Anna Dillinger tarafından
"Vücudum değişiyor - vücudum hakkındaki hislerim değişiyor"
Hamilelik ve doğum hayatı değiştiren olaylardır. Bu o kadar açıktır ki, bunun hakkında bir makale yazmaya gerek yoktur. Ve dış dünya, değişimi öncelikle ihtiyaçlarının karşılanması gereken, en iyi ihtimalle sevilen ve bakılan ve önceki dinamikleri tamamen altüst eden yeni bir kişinin (veya daha fazlasının...) aniden ortaya çıkmasında görürken, elbette değişimler herkesin her zaman göremeyeceği şekilde kişinin kendi fiziksel alanında da aynı derecede güçlü bir şekilde gerçekleşmektedir.
Bir yandan, vücutta gerçek bir değişim var: hamilelik sırasında büyüyen rahim ve mide, değişen hormonlar, göğüsler, pelvik taban, vajinal veya perineal bölgede olası yaralanmalar, belki sezaryen doğumdan kalan bir yara izi ve/veya vb.

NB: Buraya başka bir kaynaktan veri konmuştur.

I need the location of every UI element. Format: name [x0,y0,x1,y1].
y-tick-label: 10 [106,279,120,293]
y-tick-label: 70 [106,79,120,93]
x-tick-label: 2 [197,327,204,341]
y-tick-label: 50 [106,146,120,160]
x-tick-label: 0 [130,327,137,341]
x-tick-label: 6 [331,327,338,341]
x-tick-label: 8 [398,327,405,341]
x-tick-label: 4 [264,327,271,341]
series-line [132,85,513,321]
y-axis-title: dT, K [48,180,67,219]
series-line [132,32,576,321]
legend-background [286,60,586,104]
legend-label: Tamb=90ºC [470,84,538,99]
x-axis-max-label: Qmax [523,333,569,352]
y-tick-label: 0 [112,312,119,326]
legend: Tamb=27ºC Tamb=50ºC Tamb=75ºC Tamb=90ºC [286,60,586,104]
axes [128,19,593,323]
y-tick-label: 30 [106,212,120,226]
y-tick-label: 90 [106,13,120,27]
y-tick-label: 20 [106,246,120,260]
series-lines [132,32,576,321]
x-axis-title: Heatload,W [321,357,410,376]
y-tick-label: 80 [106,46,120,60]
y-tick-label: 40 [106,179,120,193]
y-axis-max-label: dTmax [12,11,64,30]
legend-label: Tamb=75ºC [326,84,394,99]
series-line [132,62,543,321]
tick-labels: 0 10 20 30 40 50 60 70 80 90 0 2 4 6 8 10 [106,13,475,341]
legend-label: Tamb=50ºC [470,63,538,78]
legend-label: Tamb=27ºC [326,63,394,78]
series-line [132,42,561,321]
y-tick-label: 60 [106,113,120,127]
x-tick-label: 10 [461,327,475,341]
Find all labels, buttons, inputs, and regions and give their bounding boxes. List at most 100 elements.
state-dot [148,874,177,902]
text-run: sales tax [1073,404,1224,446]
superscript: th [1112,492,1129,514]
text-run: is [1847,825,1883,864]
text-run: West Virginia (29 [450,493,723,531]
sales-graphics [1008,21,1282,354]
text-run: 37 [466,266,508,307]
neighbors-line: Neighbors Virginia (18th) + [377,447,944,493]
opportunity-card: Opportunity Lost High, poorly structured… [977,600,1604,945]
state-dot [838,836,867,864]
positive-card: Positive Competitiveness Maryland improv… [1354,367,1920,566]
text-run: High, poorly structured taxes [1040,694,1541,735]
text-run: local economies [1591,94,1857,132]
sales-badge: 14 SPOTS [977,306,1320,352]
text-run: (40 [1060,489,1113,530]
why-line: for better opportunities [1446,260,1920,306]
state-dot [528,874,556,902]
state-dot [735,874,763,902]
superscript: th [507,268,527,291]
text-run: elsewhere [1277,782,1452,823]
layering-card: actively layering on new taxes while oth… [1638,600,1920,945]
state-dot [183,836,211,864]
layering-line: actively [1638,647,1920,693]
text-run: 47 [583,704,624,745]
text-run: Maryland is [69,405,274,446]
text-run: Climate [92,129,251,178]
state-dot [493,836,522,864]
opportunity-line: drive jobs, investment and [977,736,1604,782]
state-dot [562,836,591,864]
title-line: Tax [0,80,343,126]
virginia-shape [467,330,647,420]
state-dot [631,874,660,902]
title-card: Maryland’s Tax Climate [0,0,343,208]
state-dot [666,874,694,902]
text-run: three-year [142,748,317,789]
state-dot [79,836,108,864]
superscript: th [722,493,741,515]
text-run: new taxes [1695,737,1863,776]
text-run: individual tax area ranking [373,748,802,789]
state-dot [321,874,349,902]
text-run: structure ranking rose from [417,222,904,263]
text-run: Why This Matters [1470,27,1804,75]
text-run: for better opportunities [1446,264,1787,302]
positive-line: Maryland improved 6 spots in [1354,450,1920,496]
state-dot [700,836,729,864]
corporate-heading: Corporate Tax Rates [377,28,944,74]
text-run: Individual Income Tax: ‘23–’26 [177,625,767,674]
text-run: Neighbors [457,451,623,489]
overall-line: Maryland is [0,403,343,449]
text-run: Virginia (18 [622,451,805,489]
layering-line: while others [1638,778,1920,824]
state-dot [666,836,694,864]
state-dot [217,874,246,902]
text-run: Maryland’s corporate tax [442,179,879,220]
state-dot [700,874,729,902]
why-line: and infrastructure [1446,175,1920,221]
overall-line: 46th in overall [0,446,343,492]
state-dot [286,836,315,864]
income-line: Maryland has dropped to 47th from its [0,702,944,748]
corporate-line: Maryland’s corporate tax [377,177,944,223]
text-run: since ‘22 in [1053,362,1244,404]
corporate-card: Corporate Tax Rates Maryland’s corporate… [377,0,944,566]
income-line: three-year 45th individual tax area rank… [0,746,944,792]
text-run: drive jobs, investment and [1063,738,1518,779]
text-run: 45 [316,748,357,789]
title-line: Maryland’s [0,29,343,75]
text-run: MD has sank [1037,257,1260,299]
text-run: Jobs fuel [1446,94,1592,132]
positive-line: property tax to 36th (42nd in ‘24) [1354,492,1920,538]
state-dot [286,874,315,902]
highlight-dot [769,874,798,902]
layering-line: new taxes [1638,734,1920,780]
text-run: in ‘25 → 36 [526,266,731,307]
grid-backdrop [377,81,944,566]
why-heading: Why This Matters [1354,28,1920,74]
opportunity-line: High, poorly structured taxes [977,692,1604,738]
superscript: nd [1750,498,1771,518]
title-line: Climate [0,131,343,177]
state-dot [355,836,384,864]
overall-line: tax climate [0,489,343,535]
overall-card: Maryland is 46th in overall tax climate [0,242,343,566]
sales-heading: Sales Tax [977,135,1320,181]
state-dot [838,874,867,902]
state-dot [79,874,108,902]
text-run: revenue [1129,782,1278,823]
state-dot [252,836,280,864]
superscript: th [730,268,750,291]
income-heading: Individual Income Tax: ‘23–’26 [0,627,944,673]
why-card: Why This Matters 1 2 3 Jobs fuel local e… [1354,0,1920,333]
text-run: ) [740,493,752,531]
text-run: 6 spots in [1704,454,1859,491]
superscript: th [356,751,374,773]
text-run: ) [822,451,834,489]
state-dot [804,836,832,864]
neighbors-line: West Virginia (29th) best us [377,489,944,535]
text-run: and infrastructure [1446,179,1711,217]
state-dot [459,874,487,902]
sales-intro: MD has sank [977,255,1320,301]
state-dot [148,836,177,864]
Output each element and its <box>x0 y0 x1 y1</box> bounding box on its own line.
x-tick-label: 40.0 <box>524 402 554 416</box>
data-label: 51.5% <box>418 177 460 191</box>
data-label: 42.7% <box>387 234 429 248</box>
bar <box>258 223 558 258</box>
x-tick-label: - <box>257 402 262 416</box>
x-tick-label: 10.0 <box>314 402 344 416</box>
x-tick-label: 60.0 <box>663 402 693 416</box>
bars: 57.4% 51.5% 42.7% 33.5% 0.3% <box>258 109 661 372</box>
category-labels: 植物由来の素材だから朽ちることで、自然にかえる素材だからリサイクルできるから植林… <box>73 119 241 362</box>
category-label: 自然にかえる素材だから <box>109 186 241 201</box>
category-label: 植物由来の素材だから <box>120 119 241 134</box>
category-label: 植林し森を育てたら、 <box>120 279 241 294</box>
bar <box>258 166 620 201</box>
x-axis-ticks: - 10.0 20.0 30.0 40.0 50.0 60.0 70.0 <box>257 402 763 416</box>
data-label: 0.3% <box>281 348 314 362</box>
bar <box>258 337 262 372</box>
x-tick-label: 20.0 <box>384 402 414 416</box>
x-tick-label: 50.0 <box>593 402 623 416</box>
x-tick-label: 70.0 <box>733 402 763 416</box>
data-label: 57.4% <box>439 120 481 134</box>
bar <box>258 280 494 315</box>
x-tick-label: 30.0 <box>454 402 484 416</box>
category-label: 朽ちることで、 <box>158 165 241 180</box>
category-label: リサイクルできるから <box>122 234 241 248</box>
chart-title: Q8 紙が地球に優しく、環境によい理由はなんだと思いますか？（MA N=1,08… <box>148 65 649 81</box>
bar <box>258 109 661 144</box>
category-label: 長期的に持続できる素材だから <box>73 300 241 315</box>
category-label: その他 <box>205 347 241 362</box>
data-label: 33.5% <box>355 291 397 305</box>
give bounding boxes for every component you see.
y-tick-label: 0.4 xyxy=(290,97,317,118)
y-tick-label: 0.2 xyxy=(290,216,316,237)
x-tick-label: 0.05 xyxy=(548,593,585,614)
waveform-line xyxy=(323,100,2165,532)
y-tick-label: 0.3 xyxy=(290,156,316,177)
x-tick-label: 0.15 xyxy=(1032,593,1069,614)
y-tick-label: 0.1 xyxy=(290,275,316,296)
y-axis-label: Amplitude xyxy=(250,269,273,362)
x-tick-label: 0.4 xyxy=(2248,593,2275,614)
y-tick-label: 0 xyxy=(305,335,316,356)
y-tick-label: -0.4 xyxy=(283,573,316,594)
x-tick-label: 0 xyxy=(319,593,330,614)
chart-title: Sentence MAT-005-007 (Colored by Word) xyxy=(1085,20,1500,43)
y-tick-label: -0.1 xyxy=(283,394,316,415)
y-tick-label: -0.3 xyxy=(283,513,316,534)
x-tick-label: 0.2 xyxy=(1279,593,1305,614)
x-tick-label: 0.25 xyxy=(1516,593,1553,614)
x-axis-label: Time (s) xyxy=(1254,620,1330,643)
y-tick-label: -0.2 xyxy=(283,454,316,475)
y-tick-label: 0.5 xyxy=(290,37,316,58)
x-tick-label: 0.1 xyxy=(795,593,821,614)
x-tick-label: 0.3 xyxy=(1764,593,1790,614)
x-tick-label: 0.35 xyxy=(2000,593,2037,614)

Vücudumuzda bir şey değiştiğinde - ve sonra çok hızlı bir şekilde - buna tepki veririz: Farklı hissedebilir; Belki geçmişten gelen tanıdık bir şey artık mümkün değildir veya yeni bir duygu ortaya çıkmıştır. Ve işte tam bu noktada çok bireysel bir hal alıyor: Bir şeyin bize nasıl hissettirdiği, bir yandan vücutta neyin ve nasıl değiştiğine göre etkileniyor - ama vücudun hissiyatındaki görünüşte "aynı" değişiklik bile her birey tarafından çok farklı şekilde hissedilebiliyor ve tamamen farklı şekilde değerlendirilebiliyor.
Ve kişinin kendi bedenine karşı duyduğu bu heyecan verici duygu veya his, cinsellik açısından da önemlidir. Hamilelik ve doğum bağlamında sıkça tartışılan bir konu. Sıkça tartışılan sorulardan biri de şudur: Tekrar ne zaman seks yapabilirsiniz veya "yapmalısınız"? Doğumdan sonra ilk ilişkiye girmek acı verir mi? Arzumu nasıl geri kazanabilirim? Çocuklarla cinsel hayatı nasıl bir arada yürütüyorsunuz? Bunların hepsi heyecan verici ve meşru sorular, ancak bir adım geri çekilip şu soruyu sormak istiyorum: "Doğum yaptıktan sonra kişinin kendi cinsel bedeni hakkındaki hissiyatı nasıl değişebilir ve bununla nasıl başa çıkabilirim?"
Kişinin kendi “cinsel bedeni” ile kastedilen şudur: Cinsellik hakkında ne hissediyorum? Cinsel organlarımla ilişkim nedir? Vücudumu kullanarak cinsel uyarılmayı nasıl sağlayabilirim? Somut olarak bu şu anlama geliyor: Kendimle veya bir başkasıyla seks yaptığımda bununla ne yapacağım? Vücudumuzun aletlerini kullanmanın deneyimimiz üzerinde önemli bir etkisi vardır: Nasıl nefes aldığım, nerede gerildiğim veya gevşediğim, hangi hareketleri yaptığım ve bunların ne kadar büyük veya küçük, hızlı veya yavaş olduğu: tüm bunlar birlikte harika hisleri veya diğer algıları yaratır. Cinsel danışmanlıkta çok önemli bir yapı taşı - bunlar her danışanla tartıştığım ve araştırdığım sorulardır, çünkü bunlar danışanın kendi cinsel sistemi ve kişisel cinsel biyografisi hakkında çok şey söyler ve böylece olası uzantılar ve eylem adımları için temel oluşturur.*
Her insan kendini cinsel olarak bireysel olarak tanımıştır, herkesin farklı becerileri, farklı algılama yetenekleri, tercihleri ve kendi bedeninin “olası kullanımları” vardır. (Bu yeterince sık dile getirilmeyen bir gerçektir: Birçok insan cinselliğin sabit ve değiştirilemez bir şey olduğuna inanır. Hayır! Cinsellik öğrenilir ve bu nedenle yaşam boyunca yeni şeyler öğrenilebilir.) Kişi bu çok farklı “cinsel (beden) seti” ile hamile kalır ve doğum yapar. Karşılaşabileceğiniz deneyimler ve zorluklar da buna bağlı olarak çeşitlidir. Çalışmalarımda bazı konuları özellikle çok sık duyuyorum. Bunlardan birini seçmemin sebebi "en önemli" olması değil, sıkça gerçekleşmesidir. İnanın bana, a) her şey var ve b) her şey, ne kadar küçük veya büyük, görünür veya görünmez olursa olsun, birisi için son derece önemli olabilir. Ve öyle de olmalı!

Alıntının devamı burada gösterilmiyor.